To understand why web developers — and even ordinary users — aren’t particularly thrilled with this early preview of IE9, we need to take a look at IE8’s shortcomings:
- Speed — This is all that matters for the average user, and all of IE8’s competitors are faster, something even Microsoft doesn’t deny.
- Emerging standards — Firefox, Safari, Chrome and Opera have all begun implementing support for HTML5 and CSS 3, while IE8 has not. As more and more web apps take advantage of HTML5 tools, IE is in danger of becoming a second-class citizen on the web.
Microsoft needs to hit a home run with IE9, or the IE franchise is going to go the way of Geocities.

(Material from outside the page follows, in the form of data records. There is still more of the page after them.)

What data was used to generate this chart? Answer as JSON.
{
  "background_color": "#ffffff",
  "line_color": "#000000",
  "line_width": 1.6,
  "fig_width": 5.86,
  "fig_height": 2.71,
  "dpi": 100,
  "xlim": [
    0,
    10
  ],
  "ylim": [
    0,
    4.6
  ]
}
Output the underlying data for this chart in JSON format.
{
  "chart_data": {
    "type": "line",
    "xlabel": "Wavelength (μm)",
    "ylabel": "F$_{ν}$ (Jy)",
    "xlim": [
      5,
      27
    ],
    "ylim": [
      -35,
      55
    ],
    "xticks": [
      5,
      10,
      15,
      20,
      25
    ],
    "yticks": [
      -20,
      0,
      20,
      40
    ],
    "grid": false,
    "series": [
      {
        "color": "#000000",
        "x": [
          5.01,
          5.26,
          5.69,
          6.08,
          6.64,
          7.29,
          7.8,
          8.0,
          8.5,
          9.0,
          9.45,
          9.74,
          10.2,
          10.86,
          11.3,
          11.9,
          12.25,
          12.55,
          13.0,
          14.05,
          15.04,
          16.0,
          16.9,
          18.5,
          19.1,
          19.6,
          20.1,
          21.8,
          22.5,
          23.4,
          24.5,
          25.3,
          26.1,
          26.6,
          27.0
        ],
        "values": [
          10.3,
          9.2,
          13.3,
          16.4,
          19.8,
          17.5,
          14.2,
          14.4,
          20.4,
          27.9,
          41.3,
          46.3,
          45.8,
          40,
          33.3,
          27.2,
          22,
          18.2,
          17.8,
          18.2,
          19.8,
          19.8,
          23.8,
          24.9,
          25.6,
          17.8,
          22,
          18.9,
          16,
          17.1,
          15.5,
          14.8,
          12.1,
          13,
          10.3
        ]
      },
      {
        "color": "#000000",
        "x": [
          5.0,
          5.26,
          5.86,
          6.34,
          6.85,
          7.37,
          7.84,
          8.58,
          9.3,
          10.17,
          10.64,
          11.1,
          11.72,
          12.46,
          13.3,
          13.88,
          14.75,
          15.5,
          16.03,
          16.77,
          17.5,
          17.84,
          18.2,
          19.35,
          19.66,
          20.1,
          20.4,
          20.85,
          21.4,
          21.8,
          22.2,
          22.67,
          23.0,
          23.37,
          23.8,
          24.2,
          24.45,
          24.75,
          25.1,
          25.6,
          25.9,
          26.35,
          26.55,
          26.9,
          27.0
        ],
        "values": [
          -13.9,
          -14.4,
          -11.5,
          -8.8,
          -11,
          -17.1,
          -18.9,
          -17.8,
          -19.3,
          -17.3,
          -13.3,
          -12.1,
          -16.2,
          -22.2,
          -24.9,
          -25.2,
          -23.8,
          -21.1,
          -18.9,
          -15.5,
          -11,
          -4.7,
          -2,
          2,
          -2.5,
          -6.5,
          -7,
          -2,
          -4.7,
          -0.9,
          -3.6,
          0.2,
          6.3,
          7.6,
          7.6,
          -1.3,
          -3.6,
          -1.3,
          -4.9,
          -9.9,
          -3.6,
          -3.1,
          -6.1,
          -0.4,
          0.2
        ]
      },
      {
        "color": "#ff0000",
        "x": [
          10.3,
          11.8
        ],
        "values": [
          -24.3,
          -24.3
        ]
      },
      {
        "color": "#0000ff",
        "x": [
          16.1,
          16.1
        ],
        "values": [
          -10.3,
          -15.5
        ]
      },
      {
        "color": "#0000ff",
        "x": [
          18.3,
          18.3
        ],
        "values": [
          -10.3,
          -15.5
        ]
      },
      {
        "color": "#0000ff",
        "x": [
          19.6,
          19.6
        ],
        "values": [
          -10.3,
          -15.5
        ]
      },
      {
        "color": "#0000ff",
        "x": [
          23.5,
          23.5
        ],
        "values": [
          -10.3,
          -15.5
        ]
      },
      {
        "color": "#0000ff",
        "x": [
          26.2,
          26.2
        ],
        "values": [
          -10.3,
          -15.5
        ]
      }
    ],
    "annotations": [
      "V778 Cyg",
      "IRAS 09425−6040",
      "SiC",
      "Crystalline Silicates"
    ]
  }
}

Unfortunately, based on what Microsoft has shown so far, IE9 looks to be a base hit at best. Certainly IE 9 will be good news on several fronts, notably the speed improvements and the increased CSS 3 support. But once again IE is catching up, not leading the way as it once did.
The typical rebuttal to IE’s shortcomings is that it doesn’t matter — IE still maintains a dominant market share, and will continue to do so, because it ships alongside Windows on new computers. It’s true that IE controls a majority share of the web. Microsoft got that majority because it bested the competition. Keep in mind that IE’s majority share used to be much, much larger, and it continues to slip with every passing month.
While we’re sure there are plenty of people who would love to dance on IE’s grave, the truth is that competition is a good thing. We want to see Microsoft make a better browser. Sadly, thus far, IE9 doesn’t look very competitive.